O país foi a semana passada surpreendido com o pedido de demissão de António Costa na sequência de uma operação policial e jurídica. De imediato, Costa e PS começaram, mais uma vez, a agitar a tese da cabala ou, em formas mais extremas, do golpe de estado. De acordo com as instruções enviadas do Rato para militantes, simpatizantes e avençados vários nas redes sociais, televisões e nos jornais, o poder judicial quereria decapitar António Costa e o seu governo. No caso de Sócrates, como brilhantemente explicou Luís Paixão Martins, o processo decorreu das reformas que o então primeiro-ministro tentou fazer. O Ministério Público vingou-se realizando a operação Marquês. No caso de António Costa, cujo governo foi, e é, um nítido nulo com nada para mostrar ao fim de oito anos, não é perceptível, pelo menos para já, de que se estará o Ministério Público a vingar. Ao longo destes anos, o governo não tocou em nada relacionado com os poderes fáticos instalados na sociedade portuguesas. Pelo contrário, deixo-os florescer e ganhar força.
Costa foi rápido a apresentar a sua demissão e Marcelo foi ainda mais rápido a chamar os partidos e Conselho de Estado, anunciando a convocação de eleições para 10 de Março, uma data longínqua que não se percebe exactamente a quem serve a não ser para quem pretender alimentar o pântano em que a sociedade Portuguesa caiu. Marcelo adora o pântano e a sua incerteza, o que lhe dá a oportunidade de tornar-se o pivot central do jogo político. No entanto, a situação é complexa e requer muitas cautelas. Em vésperas de celebração dos 50 anos da democratização, estamos naquela que é, em minha opinião, a pior crise de regime de sempre. Meço bem as palavras. Nem nos tempos de José Sócrates chegámos aqui. Neste momento, graças à nefasta coligação informal entre Marcelo e a elite do PS, que há anos rege Portugal, nada está a salvo, inclusive a justiça e até o próprio banco central, que Costa conseguiu arrastar para o atoleiro em que afundou irremediavelmente o país.

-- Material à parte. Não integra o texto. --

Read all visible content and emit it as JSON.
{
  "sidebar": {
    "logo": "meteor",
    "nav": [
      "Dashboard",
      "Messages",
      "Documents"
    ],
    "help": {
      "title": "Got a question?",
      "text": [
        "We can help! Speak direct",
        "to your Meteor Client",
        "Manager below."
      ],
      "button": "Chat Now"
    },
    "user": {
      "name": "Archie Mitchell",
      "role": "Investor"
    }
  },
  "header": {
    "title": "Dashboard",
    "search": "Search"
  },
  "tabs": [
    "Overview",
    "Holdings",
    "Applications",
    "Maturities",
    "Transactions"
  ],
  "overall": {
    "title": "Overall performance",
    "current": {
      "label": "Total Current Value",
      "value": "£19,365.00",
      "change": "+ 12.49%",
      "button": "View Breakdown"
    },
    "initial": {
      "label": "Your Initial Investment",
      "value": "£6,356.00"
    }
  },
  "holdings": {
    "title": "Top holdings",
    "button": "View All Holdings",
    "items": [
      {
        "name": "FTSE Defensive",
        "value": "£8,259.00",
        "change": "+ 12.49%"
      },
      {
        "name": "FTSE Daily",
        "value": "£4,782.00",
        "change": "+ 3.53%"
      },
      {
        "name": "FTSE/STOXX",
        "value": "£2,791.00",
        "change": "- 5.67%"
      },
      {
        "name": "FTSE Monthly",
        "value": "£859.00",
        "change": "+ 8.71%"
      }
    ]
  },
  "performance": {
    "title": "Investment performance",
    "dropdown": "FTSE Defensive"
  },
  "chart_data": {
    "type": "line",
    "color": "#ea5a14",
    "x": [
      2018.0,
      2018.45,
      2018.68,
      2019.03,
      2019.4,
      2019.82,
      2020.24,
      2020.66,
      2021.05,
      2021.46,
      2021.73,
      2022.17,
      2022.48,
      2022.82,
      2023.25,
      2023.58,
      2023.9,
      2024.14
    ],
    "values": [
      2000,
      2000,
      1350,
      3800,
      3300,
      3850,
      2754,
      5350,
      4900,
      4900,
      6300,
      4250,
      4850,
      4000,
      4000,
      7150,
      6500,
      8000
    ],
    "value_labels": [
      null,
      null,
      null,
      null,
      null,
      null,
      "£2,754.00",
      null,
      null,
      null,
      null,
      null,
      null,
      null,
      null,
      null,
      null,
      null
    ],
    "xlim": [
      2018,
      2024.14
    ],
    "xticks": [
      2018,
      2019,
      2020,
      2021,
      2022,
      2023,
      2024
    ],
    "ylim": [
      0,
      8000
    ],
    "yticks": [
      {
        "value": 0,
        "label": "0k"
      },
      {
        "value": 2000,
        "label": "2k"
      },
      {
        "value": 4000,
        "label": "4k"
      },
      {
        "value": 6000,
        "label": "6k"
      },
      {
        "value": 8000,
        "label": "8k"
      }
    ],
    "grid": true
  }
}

O momento actual tem de ser, naturalmente, avaliado no plano jurídico e político. No plano jurídico, sabemos ainda muito pouco. Precisamos deixar que o processo se desenrole. É absolutamente imprescindível que se torne claro para todos os Portugueses o que está em causa não só para António Costa mas, igualmente importante, para a sua elite política e administrativa. Confesso que, diferentemente de Sócrates, não acredito que Costa esteja pessoalmente envolvido em negócios escuros. Todavia, não tenho o mesmo julgamento sobre a elite política, económica e financeira que o rodeia. De qualquer modo, cabe ao Ministério Público fazer prova disso, idealmente sem interferências do poder político, que, por exemplo, no caso Sócrates tem sido muito eficaz a ajudar o arguido com acções dilatórias na secretaria. Os últimos indícios sobre a competência do Ministério Público não parecem ser famosos. A explicação alternativa à incompetência do Ministério Público é ainda mais sinistra: existe interferência política num processo judicial.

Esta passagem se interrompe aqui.